Do Łęcznej przyjeżdża Korona Kielce, z którą zielono-czarni nie przegrali od momentu powrotu do najwyższej klasy rozgrywkowej. Początek spotkania w sobotę o 15.30.
Dwa remisy to bilans Górnika po dwóch pierwszych wiosennych meczach z Piastem Gliwice oraz Wisłą Kraków. Teraz pora na przełamanie i pierwszy komplet punktów. Teoretycznie z nikim nie będzie o to łatwiej niż z Koroną, którą łęcznianie ograli już trzy razy od powrotu do ekstraklasy. Ale żółto-czerwoni na pewno tanio skóry nie sprzedadzą. Na początku rundy są w niezłej formie, co udowodnili przegrywając po walce z Pogonią Szczecin i pokonując na własnym boisku Lechię Gdańsk.
– Korona może być trudniejszym przeciwnikiem niż Wisła Kraków, ponieważ Wisła gra bardziej otwartą piłkę. Natomiast Korona jest bardziej zamknięta, bardzo dobrze broni na własnej połowie i wyprowadza groźne kontrataki – mówi Andrzej Rybarski, drugi trener Górnika.

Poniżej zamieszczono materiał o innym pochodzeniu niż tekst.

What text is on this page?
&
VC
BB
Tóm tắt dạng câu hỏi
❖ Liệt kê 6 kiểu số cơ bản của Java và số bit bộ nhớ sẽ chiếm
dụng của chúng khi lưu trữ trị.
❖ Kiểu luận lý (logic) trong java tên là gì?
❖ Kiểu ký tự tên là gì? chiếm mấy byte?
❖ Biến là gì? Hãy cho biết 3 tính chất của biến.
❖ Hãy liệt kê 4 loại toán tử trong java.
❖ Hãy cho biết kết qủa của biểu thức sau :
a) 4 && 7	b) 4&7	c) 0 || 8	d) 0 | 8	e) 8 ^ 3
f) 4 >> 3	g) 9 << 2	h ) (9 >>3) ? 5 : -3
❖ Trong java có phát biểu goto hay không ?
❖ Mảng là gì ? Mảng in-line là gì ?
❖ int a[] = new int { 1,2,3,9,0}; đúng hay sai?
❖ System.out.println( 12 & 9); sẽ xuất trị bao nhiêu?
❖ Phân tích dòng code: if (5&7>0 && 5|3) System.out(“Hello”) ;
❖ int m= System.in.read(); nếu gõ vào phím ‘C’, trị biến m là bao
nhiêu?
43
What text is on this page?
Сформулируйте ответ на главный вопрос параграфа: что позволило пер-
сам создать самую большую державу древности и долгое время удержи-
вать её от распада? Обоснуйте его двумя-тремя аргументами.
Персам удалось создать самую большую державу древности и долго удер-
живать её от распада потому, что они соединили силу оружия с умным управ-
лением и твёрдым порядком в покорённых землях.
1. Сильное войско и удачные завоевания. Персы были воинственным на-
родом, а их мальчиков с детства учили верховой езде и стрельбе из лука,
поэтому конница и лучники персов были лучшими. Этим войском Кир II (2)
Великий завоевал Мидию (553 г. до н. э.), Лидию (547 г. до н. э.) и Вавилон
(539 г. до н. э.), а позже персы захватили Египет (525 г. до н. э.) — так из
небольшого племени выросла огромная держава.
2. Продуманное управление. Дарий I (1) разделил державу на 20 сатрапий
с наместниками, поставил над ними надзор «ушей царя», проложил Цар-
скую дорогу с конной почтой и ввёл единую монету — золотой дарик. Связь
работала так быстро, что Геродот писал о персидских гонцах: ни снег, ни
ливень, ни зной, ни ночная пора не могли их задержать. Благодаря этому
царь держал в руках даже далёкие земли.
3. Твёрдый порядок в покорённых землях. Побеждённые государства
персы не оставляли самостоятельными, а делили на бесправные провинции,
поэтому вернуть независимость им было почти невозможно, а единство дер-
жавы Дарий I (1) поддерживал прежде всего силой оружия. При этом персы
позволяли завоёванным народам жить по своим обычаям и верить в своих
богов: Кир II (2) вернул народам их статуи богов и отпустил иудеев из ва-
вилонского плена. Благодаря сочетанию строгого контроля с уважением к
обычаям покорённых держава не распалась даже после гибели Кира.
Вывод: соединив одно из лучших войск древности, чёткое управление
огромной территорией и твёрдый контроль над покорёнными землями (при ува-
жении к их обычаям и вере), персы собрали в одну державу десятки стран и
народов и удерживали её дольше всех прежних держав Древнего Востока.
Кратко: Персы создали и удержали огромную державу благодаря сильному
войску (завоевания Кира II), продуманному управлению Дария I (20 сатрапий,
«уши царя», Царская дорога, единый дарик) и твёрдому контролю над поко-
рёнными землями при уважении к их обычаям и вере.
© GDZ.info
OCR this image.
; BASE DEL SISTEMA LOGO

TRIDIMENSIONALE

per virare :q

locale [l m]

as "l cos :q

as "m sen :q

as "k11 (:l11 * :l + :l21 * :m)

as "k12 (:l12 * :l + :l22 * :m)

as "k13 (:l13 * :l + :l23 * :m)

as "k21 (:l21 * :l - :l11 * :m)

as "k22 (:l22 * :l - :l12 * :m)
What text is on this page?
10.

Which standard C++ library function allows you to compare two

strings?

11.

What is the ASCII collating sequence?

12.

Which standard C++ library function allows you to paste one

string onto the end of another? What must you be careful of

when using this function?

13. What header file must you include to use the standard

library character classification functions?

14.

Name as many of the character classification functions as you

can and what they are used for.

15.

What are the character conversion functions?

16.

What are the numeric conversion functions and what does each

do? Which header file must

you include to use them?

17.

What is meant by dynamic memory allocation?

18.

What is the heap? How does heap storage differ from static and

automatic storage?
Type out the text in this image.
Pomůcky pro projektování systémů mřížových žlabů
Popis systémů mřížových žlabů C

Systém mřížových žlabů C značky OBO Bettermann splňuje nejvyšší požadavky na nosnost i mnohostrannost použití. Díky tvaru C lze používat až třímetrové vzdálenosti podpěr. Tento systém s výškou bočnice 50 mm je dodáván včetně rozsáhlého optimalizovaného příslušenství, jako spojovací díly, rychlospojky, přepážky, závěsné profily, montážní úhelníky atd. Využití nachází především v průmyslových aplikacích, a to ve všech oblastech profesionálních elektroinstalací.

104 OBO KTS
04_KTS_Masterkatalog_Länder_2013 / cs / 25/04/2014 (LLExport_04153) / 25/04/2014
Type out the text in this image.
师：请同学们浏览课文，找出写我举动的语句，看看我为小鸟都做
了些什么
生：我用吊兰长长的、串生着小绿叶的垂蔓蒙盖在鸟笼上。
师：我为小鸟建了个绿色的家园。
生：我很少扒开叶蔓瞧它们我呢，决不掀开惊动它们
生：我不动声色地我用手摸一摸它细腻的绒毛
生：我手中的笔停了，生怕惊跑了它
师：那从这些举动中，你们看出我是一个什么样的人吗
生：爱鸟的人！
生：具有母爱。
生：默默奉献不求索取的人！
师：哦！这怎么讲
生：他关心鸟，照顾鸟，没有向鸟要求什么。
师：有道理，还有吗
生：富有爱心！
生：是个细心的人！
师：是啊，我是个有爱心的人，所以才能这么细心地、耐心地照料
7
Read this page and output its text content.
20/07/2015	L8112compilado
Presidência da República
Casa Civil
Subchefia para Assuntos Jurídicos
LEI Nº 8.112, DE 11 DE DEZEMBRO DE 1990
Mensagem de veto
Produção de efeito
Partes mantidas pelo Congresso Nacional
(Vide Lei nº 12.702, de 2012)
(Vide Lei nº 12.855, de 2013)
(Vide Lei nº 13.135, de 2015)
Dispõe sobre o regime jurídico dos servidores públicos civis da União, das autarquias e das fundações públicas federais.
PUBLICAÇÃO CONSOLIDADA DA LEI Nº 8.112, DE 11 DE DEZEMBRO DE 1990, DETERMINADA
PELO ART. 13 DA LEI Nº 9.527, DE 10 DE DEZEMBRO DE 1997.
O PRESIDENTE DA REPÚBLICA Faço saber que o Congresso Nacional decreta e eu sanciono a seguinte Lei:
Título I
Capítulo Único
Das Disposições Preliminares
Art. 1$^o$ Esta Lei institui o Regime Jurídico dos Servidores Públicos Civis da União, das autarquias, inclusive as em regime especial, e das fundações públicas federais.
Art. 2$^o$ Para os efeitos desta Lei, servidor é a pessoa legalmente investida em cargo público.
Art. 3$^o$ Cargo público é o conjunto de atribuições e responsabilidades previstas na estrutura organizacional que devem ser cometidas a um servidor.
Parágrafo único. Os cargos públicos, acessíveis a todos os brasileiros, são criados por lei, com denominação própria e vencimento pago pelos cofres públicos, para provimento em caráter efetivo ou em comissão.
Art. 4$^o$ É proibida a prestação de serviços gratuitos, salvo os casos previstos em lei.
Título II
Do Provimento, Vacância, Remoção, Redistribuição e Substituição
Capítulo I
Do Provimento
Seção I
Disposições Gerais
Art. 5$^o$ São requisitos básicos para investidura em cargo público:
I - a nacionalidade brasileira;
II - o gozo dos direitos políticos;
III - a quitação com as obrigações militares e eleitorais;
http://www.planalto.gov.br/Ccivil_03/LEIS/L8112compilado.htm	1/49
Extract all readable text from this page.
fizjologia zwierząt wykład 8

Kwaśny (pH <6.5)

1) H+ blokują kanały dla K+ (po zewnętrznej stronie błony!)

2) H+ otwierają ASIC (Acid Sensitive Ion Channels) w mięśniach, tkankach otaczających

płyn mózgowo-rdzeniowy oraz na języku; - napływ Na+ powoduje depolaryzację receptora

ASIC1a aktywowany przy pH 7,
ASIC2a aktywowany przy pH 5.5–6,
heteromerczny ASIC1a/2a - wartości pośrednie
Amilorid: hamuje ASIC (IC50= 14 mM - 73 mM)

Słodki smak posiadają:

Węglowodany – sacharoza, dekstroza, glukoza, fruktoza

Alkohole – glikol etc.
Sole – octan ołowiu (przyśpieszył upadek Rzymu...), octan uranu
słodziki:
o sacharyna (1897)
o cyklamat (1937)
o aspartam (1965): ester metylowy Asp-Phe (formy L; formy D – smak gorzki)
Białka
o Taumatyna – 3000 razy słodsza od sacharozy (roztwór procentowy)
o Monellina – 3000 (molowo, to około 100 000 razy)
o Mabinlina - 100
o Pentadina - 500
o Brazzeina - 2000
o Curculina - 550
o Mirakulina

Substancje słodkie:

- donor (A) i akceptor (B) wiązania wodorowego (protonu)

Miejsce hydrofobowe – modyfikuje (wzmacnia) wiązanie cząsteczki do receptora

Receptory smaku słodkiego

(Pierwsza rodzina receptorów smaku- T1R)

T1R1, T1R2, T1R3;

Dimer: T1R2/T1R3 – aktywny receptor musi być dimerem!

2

– Kielczanie pozytywnie zaskoczyli mnie na początku tej rundy. Zdobywają punkty i strzelają dużo bramek, także są w dobrej formie. Na pewno czeka nas ciężki mecz, może nawet cięższy niż ostatnie – dodaje pomocnik zielono-czarnych Krzysztof Danielewicz.
Przed jutrzejszym spotkaniem trener Jurij Szatałow ma komfortową sytuację kadrową. Zagrożony jest tylko występ Tomasza Nowaka, który narzeka na ból kostki. Gotowi do gry są natomiast niemal wszyscy pozostali. Włącznie z Maciejem Szmatiukiem i Leandro. Obaj w tym tygodniu wznowili treningi po kontuzjach i będą brani pod uwagę przy ustalaniu kadry meczowej. Wątpliwe jednak, żeby Rosjanin zdecydował się postawić na któregoś z nich od początku. Tym bardziej, że defensywa to najmocniejszy punkt Górnika w pierwszych wiosennych kolejkach. Zaledwie jeden stracony gol mówi sam za siebie. Gorzej, że liczba strzelonych bramek jest taka sama. Ale to już zadanie dla ofensywnych graczy zielono-czarnych, którzy do tej pory nie mieli problemów ze stwarzaniem dogodnych okazji, ale już ich wykorzystywanie przysparzało im nie lada problemów.
– Mamy pewien styl grania i nie będziemy go przerabiać. Wyciągnęliśmy wnioski po meczu z Wisłą Kraków i te elementy, które nam szwankowały będą musiały lepiej funkcjonować. Musimy brać pod uwagę to jak gra przeciwnik i pod to się przygotowujemy. Nie ukrywam, że kilka wariantów innych niż do tej pory jest przygotowywanych na sobotni mecz – kończy Rybarski.